Ember Reichgott Junge covers everything in this book. She details the origins of chartered schools, the process of legislation and the all the compromises involved with that process, the teacher unions and the effect they had on the process, the many committees needed to create it all, and the sheer grit of the author and so many others involved. I had always assumed that creating legislation was a difficult and time-consuming process, but I had no idea just how complex it is.
One of my favorite quotes in the book is from Sy Fliegel, deputy superintendent of District 4 of New York City public schools. He said, “Don’t ask too much permission. That makes others take responsibility. If you want to do something different, they will be reluctant to take that risk. So they are likely to say no. Just do it. If it works, you can give them the credit.” Fliegel was instrumental in the significant positive changes made in the East Harlem public schools.

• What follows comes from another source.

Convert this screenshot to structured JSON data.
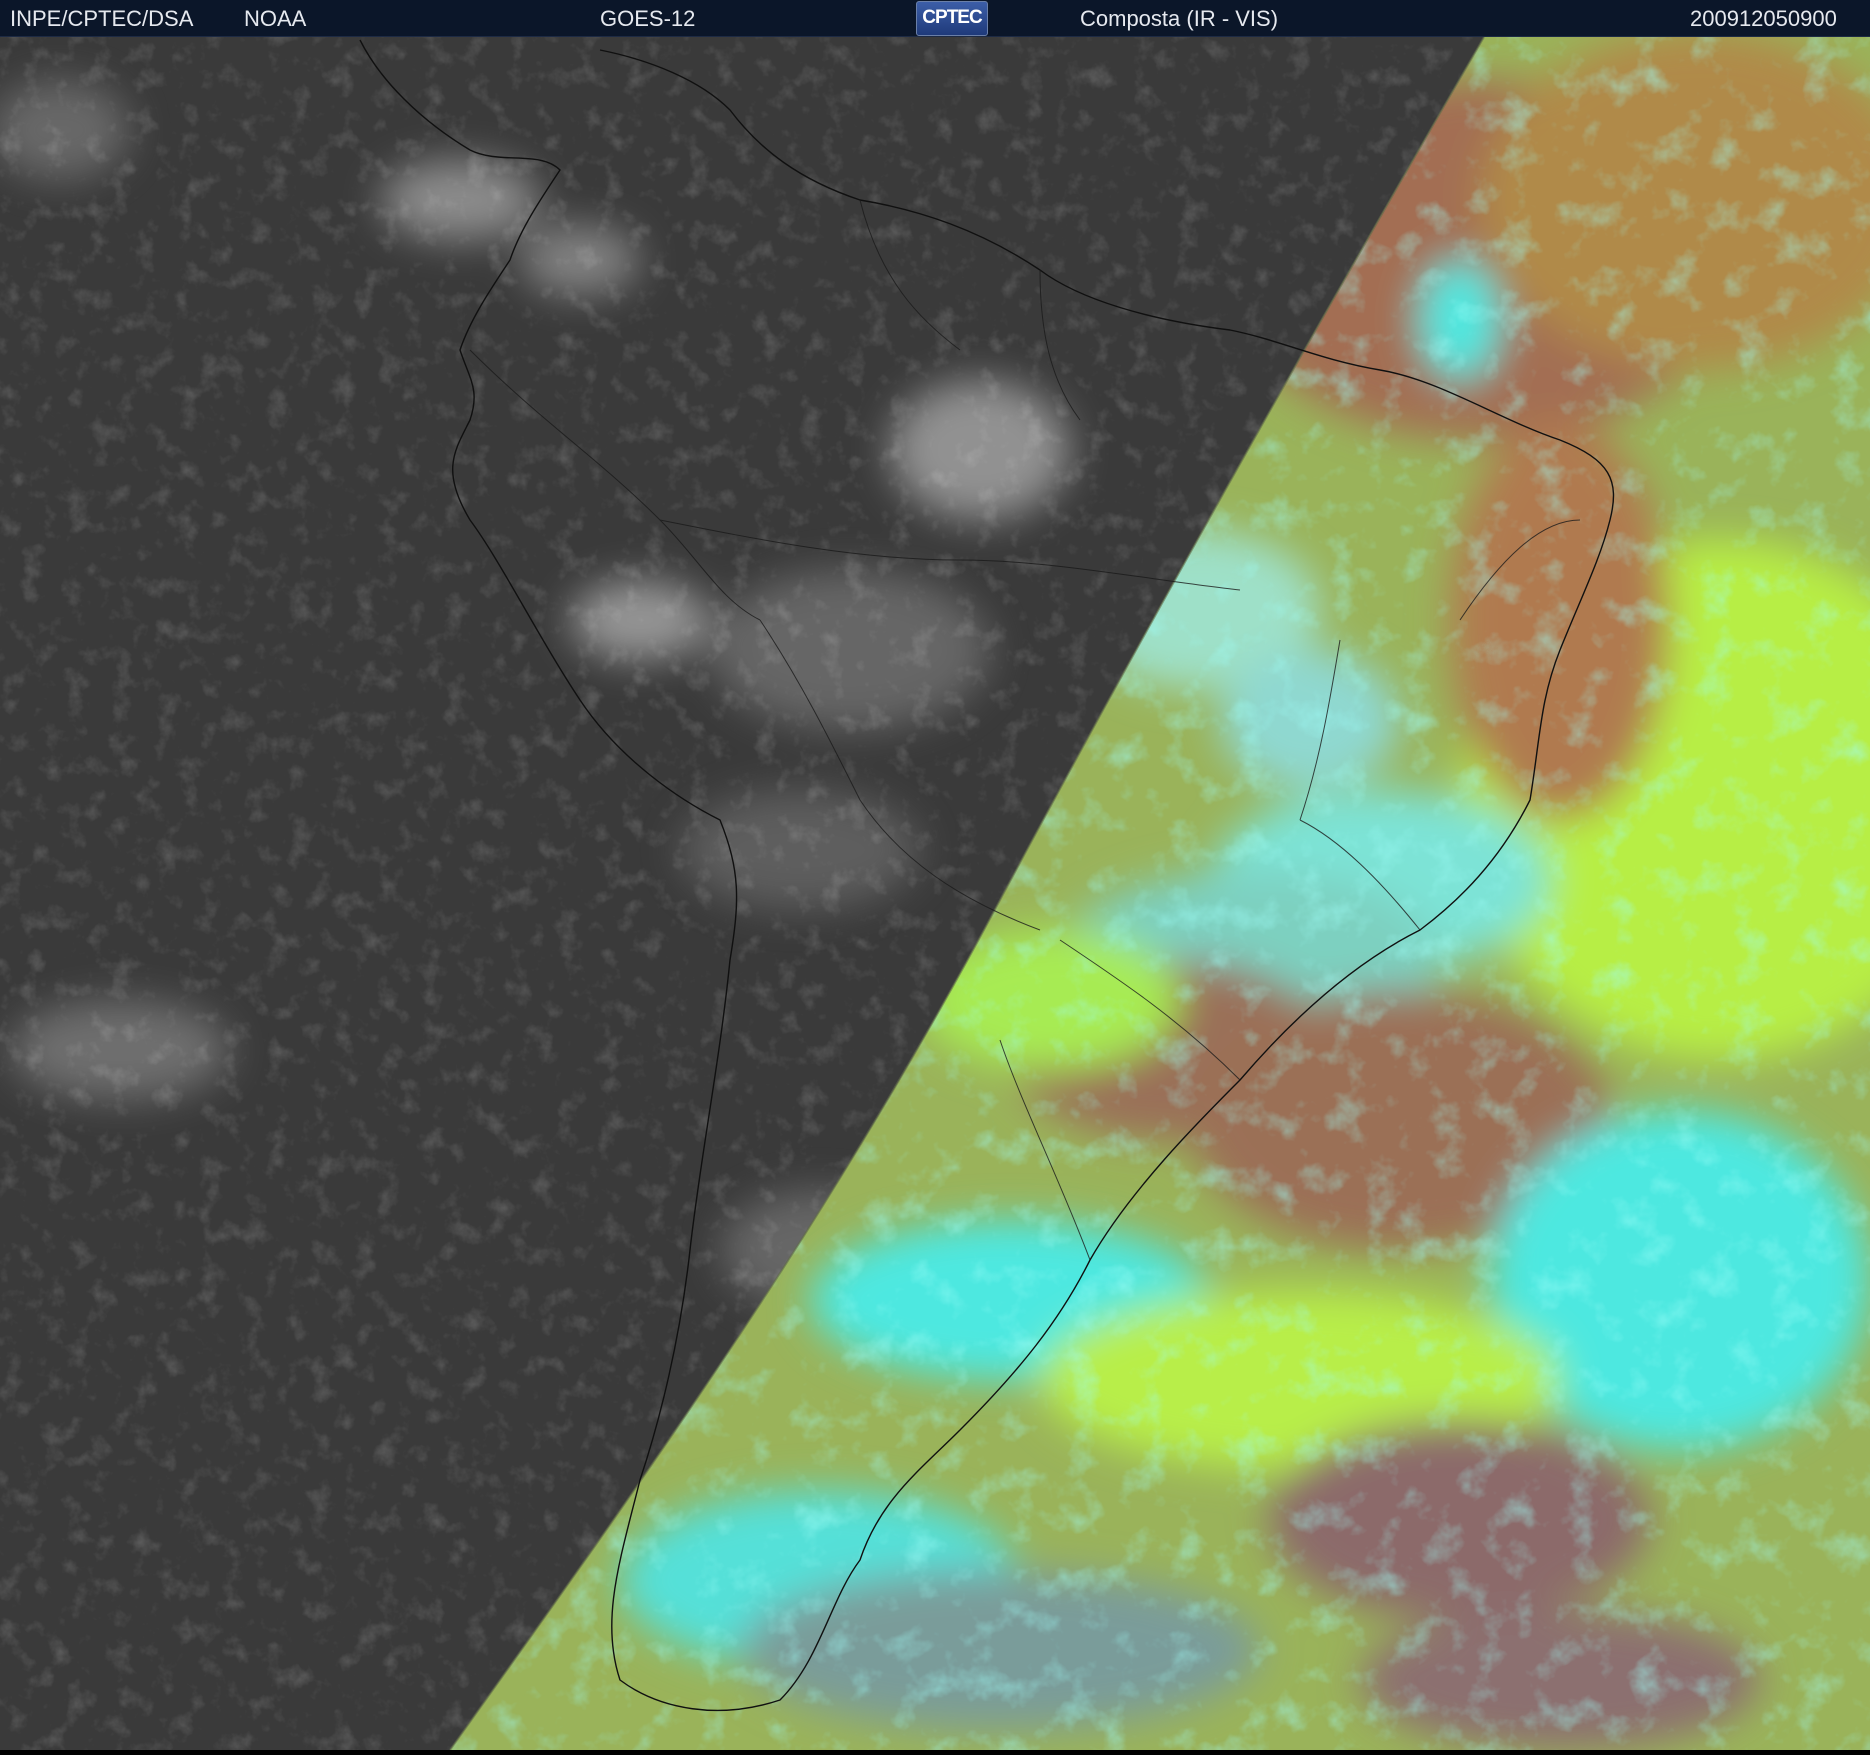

He knew that everyone had to be involved, including administrators, teachers, parents and students, in order to have lasting and powerful changes. I witnessed this first hand as an educator and wholeheartedly believe in input from everyone involved to help each person feel valued in the process and offer an increased commitment.
I highly recommend Zero Chance of Passage to any educator interested in learning about the history of chartered schools as well as educators wanting to see how positive change happens through legislation. I was impressed with all the work that went into the charter school movement and am grateful for people like Ember Reichgott Junge, who didn’t quit when she was faced with so much adversity.